THE Australian dollar has closed after comments from the central bank deputy governor convinced market observers the current cycle of interest rate rise may be near its peak.

At 1700 AEDT, the Australian dollar was trading at $US0.8983/91, down from Tuesday's close of $US0.9124/27.

The local unit traded during the local session move between $US0.9068 and $US0.8968.

4Cast Financial Markets economist Michael Turner said the unit slipped more than half a US cent after RBA deputy governor Ric Battellino said the cash rate of 3.75 per cent was now back to a "normal range" following recent rises in commercial bank deposit, housing and business lending rates.

He said that if interest rates in the broader economy were rising relative to the central bank's official cash rate "there is less need for the cash rate to rise".

Mr Turner said the market dipped on Mr Battellino's comments.

"February futures traded about a 60 per cent chance of a rate rise this morning, to 14.5 per cent (after the comments)," he said.

"It looks like a February rate rise is not going to happen."

Mr Battellino had said the cost of new funds raised by commercial banks had risen since the start of the global financial crisis relative to the cash rate set by the RBA.

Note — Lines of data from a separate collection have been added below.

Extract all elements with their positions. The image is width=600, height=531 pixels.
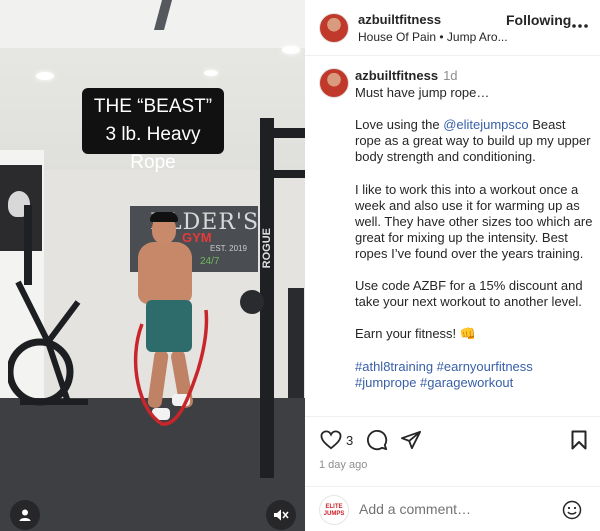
weight-plate xyxy=(240,290,264,314)
jump-rope xyxy=(133,309,209,426)
skull-banner xyxy=(0,165,42,251)
caption-p3: I like to work this into a workout once … xyxy=(355,181,597,261)
caption-avatar[interactable] xyxy=(319,68,349,98)
more-icon xyxy=(572,24,588,28)
header-avatar[interactable] xyxy=(319,13,349,43)
like-count[interactable]: 3 xyxy=(346,433,353,448)
save-button[interactable] xyxy=(569,429,589,451)
caption-text: Must have jump rope… Love using the @eli… xyxy=(355,85,593,391)
post-details-panel: azbuiltfitness Following House Of Pain •… xyxy=(305,0,600,531)
audio-location-line[interactable]: House Of Pain • Jump Aro... xyxy=(358,30,508,44)
comment-bar: ELITE JUMPS xyxy=(305,486,600,531)
caption-p2-start: Love using the xyxy=(355,117,444,133)
comment-button[interactable] xyxy=(365,429,389,451)
caption-line-2: 3 lb. Heavy Rope xyxy=(105,124,201,173)
tagged-users-button[interactable] xyxy=(10,500,40,530)
post-actions: 3 1 day ago xyxy=(305,416,600,486)
caption-p5: Earn your fitness! 👊 xyxy=(355,326,476,342)
air-bike xyxy=(8,280,88,406)
caption-header: azbuiltfitness 1d xyxy=(355,68,458,83)
rack-crossbar xyxy=(274,170,305,178)
bookmark-icon xyxy=(571,430,587,450)
post-date: 1 day ago xyxy=(319,459,368,471)
post-media-video[interactable]: ELDER'S GYM EST. 2019 24/7 ROGUE THE “BE… xyxy=(0,0,305,531)
post-header: azbuiltfitness Following House Of Pain •… xyxy=(305,0,600,56)
more-options-button[interactable] xyxy=(571,18,589,29)
mention-link[interactable]: @elitejumpsco xyxy=(443,117,528,132)
header-username[interactable]: azbuiltfitness xyxy=(358,12,441,27)
video-caption-overlay: THE “BEAST” 3 lb. Heavy Rope xyxy=(82,88,224,173)
comment-input[interactable] xyxy=(359,501,549,517)
rack-crossbar xyxy=(274,128,305,138)
ceiling-light xyxy=(204,70,218,76)
ceiling-light xyxy=(282,46,300,54)
following-button[interactable]: Following xyxy=(506,12,571,28)
heart-icon xyxy=(320,430,342,450)
caption-username[interactable]: azbuiltfitness xyxy=(355,68,438,83)
like-button[interactable] xyxy=(319,429,343,451)
emoji-icon xyxy=(562,500,582,520)
athlete-cap xyxy=(150,212,178,222)
weight-tree xyxy=(288,288,304,398)
send-icon xyxy=(400,430,421,450)
caption-p4: Use code AZBF for a 15% discount and tak… xyxy=(355,278,587,310)
muted-speaker-icon xyxy=(274,509,289,521)
comment-icon xyxy=(367,430,388,451)
caption-p1: Must have jump rope… xyxy=(355,85,490,100)
hashtag-links[interactable]: #athl8training #earnyourfitness #jumprop… xyxy=(355,359,536,390)
share-button[interactable] xyxy=(399,429,423,451)
emoji-button[interactable] xyxy=(561,499,583,521)
ceiling-light xyxy=(36,72,54,80)
mute-toggle-button[interactable] xyxy=(266,500,296,530)
commenter-avatar[interactable]: ELITE JUMPS xyxy=(319,495,349,525)
user-icon xyxy=(19,509,31,521)
post-age: 1d xyxy=(443,68,458,83)
caption-line-1: THE “BEAST” xyxy=(93,96,213,117)
gym-sign-sub: GYM xyxy=(182,230,212,245)
caption-scroll-area[interactable]: azbuiltfitness 1d Must have jump rope… Lo… xyxy=(305,57,600,415)
rack-brand: ROGUE xyxy=(261,228,273,269)
ceiling xyxy=(0,0,305,48)
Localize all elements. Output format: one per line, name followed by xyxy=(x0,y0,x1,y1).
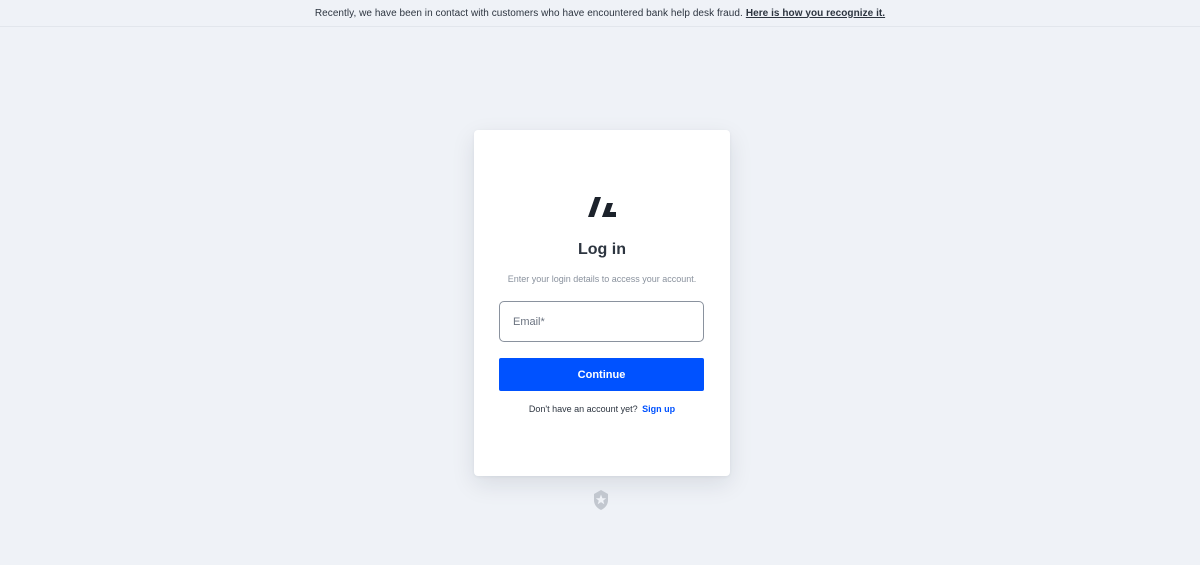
fraud-warning-banner: Recently, we have been in contact with c… xyxy=(0,0,1200,27)
signup-prompt-text: Don't have an account yet? xyxy=(528,404,638,414)
shield-star-icon xyxy=(594,490,608,510)
brand-logo-icon xyxy=(588,197,616,217)
page-title: Log in xyxy=(578,241,626,258)
banner-text: Recently, we have been in contact with c… xyxy=(314,7,743,19)
signup-link[interactable]: Sign up xyxy=(642,404,675,414)
email-field[interactable] xyxy=(499,301,704,342)
login-card: Log in Enter your login details to acces… xyxy=(474,130,730,476)
continue-button[interactable]: Continue xyxy=(499,358,704,391)
login-subtitle: Enter your login details to access your … xyxy=(507,274,697,284)
signup-prompt: Don't have an account yet? Sign up xyxy=(474,404,730,414)
banner-fraud-info-link[interactable]: Here is how you recognize it. xyxy=(746,8,885,19)
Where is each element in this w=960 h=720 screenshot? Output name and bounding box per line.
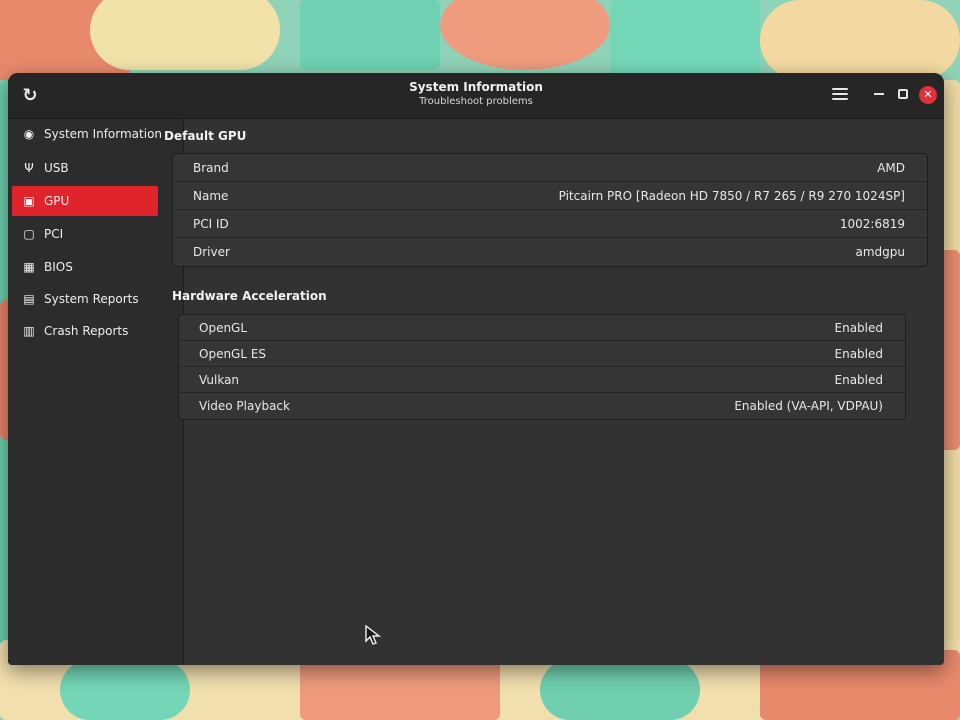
row-key: Driver <box>193 245 230 259</box>
system-information-window: ↻ System Information Troubleshoot proble… <box>8 73 944 665</box>
sidebar-item-usb[interactable]: Ψ USB <box>12 153 158 183</box>
default-gpu-title: Default GPU <box>164 129 247 143</box>
pci-card-icon: ▢ <box>23 227 35 241</box>
headerbar: ↻ System Information Troubleshoot proble… <box>8 73 944 119</box>
monitor-icon: ▣ <box>23 194 35 208</box>
usb-icon: Ψ <box>24 161 34 175</box>
mouse-cursor-icon <box>365 625 381 645</box>
table-row: OpenGL ES Enabled <box>179 341 905 367</box>
sidebar-item-crash-reports[interactable]: ▥ Crash Reports <box>12 316 158 346</box>
report-icon: ▤ <box>23 292 35 306</box>
row-value: Enabled <box>834 373 884 387</box>
row-value: Enabled <box>834 321 884 335</box>
sidebar-item-gpu[interactable]: ▣ GPU <box>12 186 158 216</box>
row-value: Enabled (VA-API, VDPAU) <box>734 399 883 413</box>
hardware-acceleration-group: OpenGL Enabled OpenGL ES Enabled Vulkan … <box>178 314 906 420</box>
row-value: 1002:6819 <box>839 217 905 231</box>
sidebar-item-system-reports[interactable]: ▤ System Reports <box>12 284 158 314</box>
row-key: PCI ID <box>193 217 229 231</box>
hamburger-menu-icon[interactable] <box>832 88 848 102</box>
row-value: Pitcairn PRO [Radeon HD 7850 / R7 265 / … <box>558 189 905 203</box>
row-key: Video Playback <box>199 399 290 413</box>
hardware-acceleration-title: Hardware Acceleration <box>172 289 327 303</box>
table-row: OpenGL Enabled <box>179 315 905 341</box>
sidebar-item-label: USB <box>44 161 69 175</box>
close-icon[interactable]: ✕ <box>919 86 937 104</box>
sidebar-item-label: GPU <box>44 194 70 208</box>
sidebar-item-bios[interactable]: ▦ BIOS <box>12 252 158 282</box>
sidebar-item-system-information[interactable]: ◉ System Information <box>12 119 162 149</box>
sidebar-item-label: System Information <box>44 127 163 141</box>
window-title-box: System Information Troubleshoot problems <box>8 80 944 108</box>
row-value: Enabled <box>834 347 884 361</box>
main-content: Default GPU Brand AMD Name Pitcairn PRO … <box>164 119 944 665</box>
crash-report-icon: ▥ <box>23 324 35 338</box>
sidebar-item-label: PCI <box>44 227 64 241</box>
table-row: PCI ID 1002:6819 <box>173 210 927 238</box>
row-key: Name <box>193 189 229 203</box>
chip-icon: ▦ <box>23 260 35 274</box>
sidebar: ◉ System Information Ψ USB ▣ GPU ▢ PCI ▦ BIOS… <box>8 119 184 665</box>
location-pin-icon: ◉ <box>23 127 35 141</box>
minimize-icon[interactable] <box>874 93 884 95</box>
default-gpu-group: Brand AMD Name Pitcairn PRO [Radeon HD 7… <box>172 153 928 267</box>
window-subtitle: Troubleshoot problems <box>419 96 533 107</box>
row-key: OpenGL <box>199 321 248 335</box>
table-row: Brand AMD <box>173 154 927 182</box>
sidebar-item-label: BIOS <box>44 260 73 274</box>
sidebar-item-pci[interactable]: ▢ PCI <box>12 219 158 249</box>
maximize-icon[interactable] <box>898 89 908 99</box>
row-value: AMD <box>877 161 905 175</box>
sidebar-item-label: Crash Reports <box>44 324 129 338</box>
row-key: Vulkan <box>199 373 240 387</box>
row-key: Brand <box>193 161 229 175</box>
table-row: Name Pitcairn PRO [Radeon HD 7850 / R7 2… <box>173 182 927 210</box>
table-row: Video Playback Enabled (VA-API, VDPAU) <box>179 393 905 419</box>
row-key: OpenGL ES <box>199 347 267 361</box>
table-row: Vulkan Enabled <box>179 367 905 393</box>
window-title: System Information <box>409 80 543 94</box>
table-row: Driver amdgpu <box>173 238 927 266</box>
sidebar-item-label: System Reports <box>44 292 139 306</box>
row-value: amdgpu <box>855 245 906 259</box>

The RBA lifted the cash rate by 25 basis points to 3.75 per cent on December 1 following similar moves in October and November.

Over the past year, currency traders have relied on Australia's relatively high interest rates to attract investors to local assets. Expectations that there might be a pause in the RBA's rate hike cycle saps strength from the local currency.

Also on Wednesday, the Australian Bureau of Statistics (ABS) released data that showed economic growth slowed in the September quarter.

Real gross domestic product (GDP) grew by a less than expected, seasonally adjusted 0.2 per cent in the September quarter and 0.5 per cent over the 12 months to September, the ABS said.

The national economy grew at an unrevised 0.6 per cent in the June quarter.

Financial markets had forecast a 0.4 per cent rise in the September quarter.

Mr Turner said the GDP data, which was released half an hour before Mr Battellino's speech, sent the local unit 0.15 of a cent lower.

During the offshore session, the US Federal Reserve is expected to make its monthly interest rate decision.

The US Federal Funds rate is in a target range of between zero to 0.25 per cent.

Market forecasters expect the US Fed to keep the rate steady at its historic low.

Mr Turner said investors would look for hawkish language in the Fed's accompanying statement about the future direction of interest rates.

He predicted the Australian unit could trade in a wide range between $US0.8900 and $US0.9070.

Meanwhile the Australian share market finished marginally lower, amid news the economy grew less than forecast in the three months to September.

The benchmark S&P/ASX200 index closed down 11.6 points, or 0.25 per cent, at 4,661.9 points, while the broader All Ordinaries index lost 11.7 points, or 0.25 per cent, to 4,676.1 points.

On the Sydney Futures Exchange at 1615 AEDT, the December share price index contract was 10 points lower at 4,654 on 62,317 contracts.

Austock Securities senior client adviser Michael Heffernan said the market had shown resilience by falling only a little, despite a poor lead from overseas markets.

"It is only a cigarette paper in a negative direction," Mr Heffernan said.

"The market has been treading water for some time now and I think it is very healthy we are getting movements of very small dimensions now rather than that huge volatility we have seen," he said.

He said new national accounts figures that showed the economy rose by a mere 0.2 per cent in the three months to September, less than expected, had hurt the market.

"That has had a slight negative impact, but we will roll over on that one and tomorrow will be a new day," Mr Heffernan said.

Economists' forecasts had centred on 0.4 per cent growth in the September quarter.

At 1615 AEDT shares in BHP Billiton were down five cents to $41.05 while rival Rio Tinto was off five cents to $70.80.

Among the gold miners, Newcrest dropped 48 cents to $35.41 and Newmont fell four cents to $5.58 and Lihir lost seven cents to $3.23.

The spot price of gold at 1615 AEDT was $US1,122.70 per fine ounce, down $US2.52 from Tuesday's closing price of $US1,125.22.